In Computerspielen muss nicht immer geballert werden. Frankfurter Studios entwickeln auch Produkte für Therapien und den Schulunterricht. „Zappelix zaubert“ ist eines davon.

18. August 2010

Die Welt von Zappelix sieht aus wie ein entschlacktes Super Mario Land. Es gibt keine Monster, es wird nicht geschossen und auf die Zeit muss der Spieler auch nicht achten. Der kleine Junge Zappelix muss im ersten Level eigentlich nur von einer Wolke zur nächsten springen und zwischendurch warten, bis ein Luftballon kommt, der ihn zur nächsten Wolke trägt. In diesem Warten besteht der therapeutische Ansatz. „Zappelix zaubert“ ist ein Therapiespiel, es soll hyperaktive Kinder mit Aufmerksamkeitsdefizit heilen, soll ihnen die Vorzüge von Geduld und Konzentration spielerisch beibringen. Wer zu schnell weiter will, stürzt von der Wolke – Game over.

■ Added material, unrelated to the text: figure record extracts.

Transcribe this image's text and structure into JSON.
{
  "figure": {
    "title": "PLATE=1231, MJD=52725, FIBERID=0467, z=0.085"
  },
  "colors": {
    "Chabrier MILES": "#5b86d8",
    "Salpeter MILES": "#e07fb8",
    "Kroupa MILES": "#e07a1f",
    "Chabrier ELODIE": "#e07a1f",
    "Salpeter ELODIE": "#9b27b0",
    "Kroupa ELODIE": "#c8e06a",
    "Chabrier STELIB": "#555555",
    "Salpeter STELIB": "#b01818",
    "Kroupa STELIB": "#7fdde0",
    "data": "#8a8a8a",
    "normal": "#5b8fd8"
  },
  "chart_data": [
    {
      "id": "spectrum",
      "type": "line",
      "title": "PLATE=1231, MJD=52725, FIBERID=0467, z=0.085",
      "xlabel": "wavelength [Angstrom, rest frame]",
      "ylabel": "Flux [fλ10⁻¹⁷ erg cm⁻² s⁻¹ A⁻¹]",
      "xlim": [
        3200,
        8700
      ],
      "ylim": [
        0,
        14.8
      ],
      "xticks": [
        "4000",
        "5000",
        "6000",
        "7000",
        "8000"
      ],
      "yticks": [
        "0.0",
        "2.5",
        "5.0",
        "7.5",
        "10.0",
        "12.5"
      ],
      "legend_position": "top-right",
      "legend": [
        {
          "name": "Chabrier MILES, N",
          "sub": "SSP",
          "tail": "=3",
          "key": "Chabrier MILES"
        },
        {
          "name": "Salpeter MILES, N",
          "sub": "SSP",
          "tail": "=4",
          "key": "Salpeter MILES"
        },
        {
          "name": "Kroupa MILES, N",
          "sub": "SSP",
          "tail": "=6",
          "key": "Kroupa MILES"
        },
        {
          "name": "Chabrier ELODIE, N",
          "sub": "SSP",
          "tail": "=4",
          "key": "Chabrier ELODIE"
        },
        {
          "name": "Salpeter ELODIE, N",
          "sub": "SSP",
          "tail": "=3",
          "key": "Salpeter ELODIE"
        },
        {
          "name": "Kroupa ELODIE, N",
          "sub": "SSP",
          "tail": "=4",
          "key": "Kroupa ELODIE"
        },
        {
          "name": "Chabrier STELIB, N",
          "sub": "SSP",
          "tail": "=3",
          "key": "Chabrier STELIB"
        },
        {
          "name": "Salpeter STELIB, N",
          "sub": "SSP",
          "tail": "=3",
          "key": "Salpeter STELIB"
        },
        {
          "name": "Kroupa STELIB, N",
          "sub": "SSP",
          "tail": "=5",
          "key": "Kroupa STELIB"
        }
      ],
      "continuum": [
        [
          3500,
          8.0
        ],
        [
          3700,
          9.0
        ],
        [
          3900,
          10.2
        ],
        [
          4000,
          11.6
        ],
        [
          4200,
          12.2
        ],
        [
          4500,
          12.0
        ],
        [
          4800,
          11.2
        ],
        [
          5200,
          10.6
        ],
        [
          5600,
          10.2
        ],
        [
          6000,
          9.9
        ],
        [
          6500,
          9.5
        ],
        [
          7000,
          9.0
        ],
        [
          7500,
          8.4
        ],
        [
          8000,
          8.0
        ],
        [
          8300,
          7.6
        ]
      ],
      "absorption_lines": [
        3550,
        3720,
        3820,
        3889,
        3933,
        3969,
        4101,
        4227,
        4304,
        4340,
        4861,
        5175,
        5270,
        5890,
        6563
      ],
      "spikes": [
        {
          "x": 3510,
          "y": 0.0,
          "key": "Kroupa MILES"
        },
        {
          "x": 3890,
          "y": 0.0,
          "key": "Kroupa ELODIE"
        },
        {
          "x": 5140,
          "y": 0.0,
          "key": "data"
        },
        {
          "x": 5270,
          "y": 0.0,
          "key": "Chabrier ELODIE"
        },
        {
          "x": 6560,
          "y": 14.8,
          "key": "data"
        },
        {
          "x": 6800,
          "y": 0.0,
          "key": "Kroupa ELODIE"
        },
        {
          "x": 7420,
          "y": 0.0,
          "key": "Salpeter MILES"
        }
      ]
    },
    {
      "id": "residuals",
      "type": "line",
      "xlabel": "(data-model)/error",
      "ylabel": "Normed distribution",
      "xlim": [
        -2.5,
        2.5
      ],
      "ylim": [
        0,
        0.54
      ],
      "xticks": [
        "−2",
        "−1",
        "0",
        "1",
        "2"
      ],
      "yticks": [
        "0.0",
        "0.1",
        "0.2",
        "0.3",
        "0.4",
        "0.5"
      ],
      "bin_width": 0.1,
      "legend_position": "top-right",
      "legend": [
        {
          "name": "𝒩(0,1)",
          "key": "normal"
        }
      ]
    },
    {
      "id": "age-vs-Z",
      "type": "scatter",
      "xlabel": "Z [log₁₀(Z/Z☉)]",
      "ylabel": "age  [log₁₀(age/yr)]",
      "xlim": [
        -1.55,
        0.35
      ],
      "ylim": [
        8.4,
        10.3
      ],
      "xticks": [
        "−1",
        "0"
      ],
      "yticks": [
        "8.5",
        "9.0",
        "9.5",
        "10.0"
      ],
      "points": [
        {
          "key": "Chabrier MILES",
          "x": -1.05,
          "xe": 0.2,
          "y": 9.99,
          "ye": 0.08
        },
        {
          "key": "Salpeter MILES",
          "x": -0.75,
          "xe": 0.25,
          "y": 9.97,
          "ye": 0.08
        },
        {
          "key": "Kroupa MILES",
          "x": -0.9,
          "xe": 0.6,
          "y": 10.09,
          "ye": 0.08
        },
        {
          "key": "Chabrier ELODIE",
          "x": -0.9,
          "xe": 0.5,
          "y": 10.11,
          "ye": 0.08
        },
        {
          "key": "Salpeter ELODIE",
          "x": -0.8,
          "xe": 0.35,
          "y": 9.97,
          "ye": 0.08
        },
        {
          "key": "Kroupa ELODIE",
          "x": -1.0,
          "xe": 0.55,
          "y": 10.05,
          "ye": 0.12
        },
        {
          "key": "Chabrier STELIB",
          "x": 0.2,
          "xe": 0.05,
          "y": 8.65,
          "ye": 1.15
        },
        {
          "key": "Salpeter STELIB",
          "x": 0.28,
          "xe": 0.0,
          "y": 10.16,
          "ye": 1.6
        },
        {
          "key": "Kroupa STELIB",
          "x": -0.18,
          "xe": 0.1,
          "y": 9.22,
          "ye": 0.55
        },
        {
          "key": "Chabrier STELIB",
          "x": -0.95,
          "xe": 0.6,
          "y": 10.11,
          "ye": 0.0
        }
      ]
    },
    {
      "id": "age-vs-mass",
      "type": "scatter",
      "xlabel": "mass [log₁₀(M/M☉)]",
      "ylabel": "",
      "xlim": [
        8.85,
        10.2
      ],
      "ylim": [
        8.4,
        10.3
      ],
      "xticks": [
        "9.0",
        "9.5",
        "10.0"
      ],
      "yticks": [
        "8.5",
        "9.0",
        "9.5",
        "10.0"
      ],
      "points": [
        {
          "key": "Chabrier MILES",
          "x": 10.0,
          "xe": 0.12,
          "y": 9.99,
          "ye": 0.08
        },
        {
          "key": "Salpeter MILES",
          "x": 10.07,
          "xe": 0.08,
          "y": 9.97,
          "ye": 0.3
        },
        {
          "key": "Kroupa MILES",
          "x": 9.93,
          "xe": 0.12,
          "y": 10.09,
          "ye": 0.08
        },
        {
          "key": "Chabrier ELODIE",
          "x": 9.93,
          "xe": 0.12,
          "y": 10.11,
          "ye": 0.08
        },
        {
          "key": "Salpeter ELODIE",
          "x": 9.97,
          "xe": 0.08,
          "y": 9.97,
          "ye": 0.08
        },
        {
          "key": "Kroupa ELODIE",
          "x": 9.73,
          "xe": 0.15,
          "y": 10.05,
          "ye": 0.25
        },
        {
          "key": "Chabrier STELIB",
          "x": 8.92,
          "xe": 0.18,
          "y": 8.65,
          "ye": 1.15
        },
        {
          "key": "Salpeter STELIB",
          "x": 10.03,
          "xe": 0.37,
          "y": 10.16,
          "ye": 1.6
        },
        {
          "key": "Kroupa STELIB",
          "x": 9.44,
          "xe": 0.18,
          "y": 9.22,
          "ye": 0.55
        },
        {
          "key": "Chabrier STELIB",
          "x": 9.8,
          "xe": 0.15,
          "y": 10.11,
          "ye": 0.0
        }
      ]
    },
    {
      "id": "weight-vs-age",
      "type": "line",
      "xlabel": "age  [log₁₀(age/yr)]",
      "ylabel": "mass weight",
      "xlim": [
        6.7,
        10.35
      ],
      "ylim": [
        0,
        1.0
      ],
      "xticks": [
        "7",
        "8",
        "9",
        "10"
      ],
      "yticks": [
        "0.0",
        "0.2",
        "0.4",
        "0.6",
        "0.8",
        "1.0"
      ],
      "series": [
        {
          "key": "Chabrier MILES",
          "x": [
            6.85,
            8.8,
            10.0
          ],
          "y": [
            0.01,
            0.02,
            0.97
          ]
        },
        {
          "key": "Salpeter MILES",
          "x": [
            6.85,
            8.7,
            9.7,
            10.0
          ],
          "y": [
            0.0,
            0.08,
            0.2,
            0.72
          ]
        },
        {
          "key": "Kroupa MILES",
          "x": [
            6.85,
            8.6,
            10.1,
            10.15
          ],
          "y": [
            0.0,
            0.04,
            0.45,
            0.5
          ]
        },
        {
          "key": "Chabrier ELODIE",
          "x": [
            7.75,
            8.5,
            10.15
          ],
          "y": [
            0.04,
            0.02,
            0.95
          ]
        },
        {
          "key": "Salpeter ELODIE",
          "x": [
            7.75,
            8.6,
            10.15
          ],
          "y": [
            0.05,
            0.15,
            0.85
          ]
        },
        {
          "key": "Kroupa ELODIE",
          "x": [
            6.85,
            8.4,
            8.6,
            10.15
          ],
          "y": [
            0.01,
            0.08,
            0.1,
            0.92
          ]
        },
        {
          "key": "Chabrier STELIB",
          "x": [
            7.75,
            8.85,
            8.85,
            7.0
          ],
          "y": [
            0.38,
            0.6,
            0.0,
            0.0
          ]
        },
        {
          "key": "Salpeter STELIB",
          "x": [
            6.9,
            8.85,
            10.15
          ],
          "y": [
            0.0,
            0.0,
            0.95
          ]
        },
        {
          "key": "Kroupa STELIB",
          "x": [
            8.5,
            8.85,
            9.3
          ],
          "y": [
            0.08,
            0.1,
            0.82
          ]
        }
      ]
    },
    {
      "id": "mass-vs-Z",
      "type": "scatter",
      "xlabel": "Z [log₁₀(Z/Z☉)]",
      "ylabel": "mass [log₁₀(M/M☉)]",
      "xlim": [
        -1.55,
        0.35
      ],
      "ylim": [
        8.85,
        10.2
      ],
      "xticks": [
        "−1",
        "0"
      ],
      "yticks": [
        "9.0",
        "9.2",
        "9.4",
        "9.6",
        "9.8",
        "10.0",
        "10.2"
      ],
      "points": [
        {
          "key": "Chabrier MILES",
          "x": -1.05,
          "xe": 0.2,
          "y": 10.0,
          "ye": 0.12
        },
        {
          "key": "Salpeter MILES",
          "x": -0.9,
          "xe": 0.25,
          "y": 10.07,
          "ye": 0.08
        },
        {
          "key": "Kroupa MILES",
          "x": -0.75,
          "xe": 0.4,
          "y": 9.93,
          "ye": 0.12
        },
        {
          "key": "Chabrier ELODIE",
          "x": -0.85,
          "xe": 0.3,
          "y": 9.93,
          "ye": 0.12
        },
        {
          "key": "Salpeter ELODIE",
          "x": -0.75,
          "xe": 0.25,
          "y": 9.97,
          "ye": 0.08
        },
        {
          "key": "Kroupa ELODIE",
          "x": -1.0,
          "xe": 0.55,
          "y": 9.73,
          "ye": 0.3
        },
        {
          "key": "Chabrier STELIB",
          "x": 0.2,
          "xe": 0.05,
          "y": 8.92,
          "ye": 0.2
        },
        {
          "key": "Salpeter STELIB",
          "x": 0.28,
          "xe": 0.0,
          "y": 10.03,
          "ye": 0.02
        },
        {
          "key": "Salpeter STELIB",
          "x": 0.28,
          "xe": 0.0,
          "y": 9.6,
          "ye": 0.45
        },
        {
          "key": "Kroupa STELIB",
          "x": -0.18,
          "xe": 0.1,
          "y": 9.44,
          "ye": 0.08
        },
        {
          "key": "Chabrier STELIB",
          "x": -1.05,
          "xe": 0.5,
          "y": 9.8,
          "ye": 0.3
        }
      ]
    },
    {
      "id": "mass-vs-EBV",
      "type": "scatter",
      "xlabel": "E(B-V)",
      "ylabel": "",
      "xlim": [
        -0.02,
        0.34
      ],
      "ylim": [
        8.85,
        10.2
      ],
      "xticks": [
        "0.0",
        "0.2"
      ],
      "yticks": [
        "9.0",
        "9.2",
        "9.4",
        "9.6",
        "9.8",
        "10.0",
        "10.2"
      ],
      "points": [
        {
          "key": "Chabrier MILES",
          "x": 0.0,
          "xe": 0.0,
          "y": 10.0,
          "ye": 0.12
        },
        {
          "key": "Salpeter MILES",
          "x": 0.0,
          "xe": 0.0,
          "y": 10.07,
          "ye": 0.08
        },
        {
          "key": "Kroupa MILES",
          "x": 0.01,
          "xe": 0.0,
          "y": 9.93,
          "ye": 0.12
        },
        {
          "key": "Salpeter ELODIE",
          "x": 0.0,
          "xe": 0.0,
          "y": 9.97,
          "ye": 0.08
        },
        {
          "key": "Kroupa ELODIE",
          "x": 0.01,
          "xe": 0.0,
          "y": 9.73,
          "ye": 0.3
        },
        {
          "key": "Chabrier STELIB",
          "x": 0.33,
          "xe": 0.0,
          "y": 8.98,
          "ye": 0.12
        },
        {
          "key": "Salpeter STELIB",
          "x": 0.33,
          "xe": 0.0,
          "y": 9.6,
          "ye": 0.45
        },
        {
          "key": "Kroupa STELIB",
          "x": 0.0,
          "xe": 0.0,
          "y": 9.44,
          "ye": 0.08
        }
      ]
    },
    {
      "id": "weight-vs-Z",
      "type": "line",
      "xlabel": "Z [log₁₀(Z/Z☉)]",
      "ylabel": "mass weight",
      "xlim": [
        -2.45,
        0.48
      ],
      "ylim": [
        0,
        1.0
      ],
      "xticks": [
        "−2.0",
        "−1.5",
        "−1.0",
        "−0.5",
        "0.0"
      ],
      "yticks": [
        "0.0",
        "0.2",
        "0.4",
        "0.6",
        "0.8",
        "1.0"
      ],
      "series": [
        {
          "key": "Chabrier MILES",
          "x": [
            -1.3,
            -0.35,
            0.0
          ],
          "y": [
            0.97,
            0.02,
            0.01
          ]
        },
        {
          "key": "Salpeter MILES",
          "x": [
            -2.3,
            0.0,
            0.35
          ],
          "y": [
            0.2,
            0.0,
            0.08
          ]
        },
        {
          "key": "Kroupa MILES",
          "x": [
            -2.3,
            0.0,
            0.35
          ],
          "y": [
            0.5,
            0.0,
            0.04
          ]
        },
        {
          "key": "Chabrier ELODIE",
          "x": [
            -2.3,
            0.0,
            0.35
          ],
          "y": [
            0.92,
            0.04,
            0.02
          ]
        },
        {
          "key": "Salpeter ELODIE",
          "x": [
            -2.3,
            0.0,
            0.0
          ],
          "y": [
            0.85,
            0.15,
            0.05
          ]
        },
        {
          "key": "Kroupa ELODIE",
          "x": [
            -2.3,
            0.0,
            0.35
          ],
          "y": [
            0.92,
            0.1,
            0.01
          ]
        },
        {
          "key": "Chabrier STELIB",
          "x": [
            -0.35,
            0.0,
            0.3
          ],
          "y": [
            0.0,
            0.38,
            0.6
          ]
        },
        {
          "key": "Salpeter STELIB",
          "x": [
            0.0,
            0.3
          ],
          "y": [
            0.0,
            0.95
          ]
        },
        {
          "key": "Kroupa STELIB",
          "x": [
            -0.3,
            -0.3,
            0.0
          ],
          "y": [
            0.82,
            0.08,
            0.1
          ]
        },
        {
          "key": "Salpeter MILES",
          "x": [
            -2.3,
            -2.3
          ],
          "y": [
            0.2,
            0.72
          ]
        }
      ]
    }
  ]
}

Entwickelt hat das Spiel die Frankfurter Multimediamanufaktur zusammen mit dem Heidelberger Psychotherapeut Helmut Bonney, der schon einige Bücher zum Aufmerksamkeitsdefizit verfasst hat. Das Spiel soll die häufige Behandlung des Syndroms mit Ritalin ersetzen. Derzeit untersuchen Züricher Wissenschaftler den tatsächlichen Nutzen des Spiels, das Ende des Monats auf den Markt kommen und auf der heute beginnenden Computerspielemesse Gamescom in Köln vorgestellt werden soll.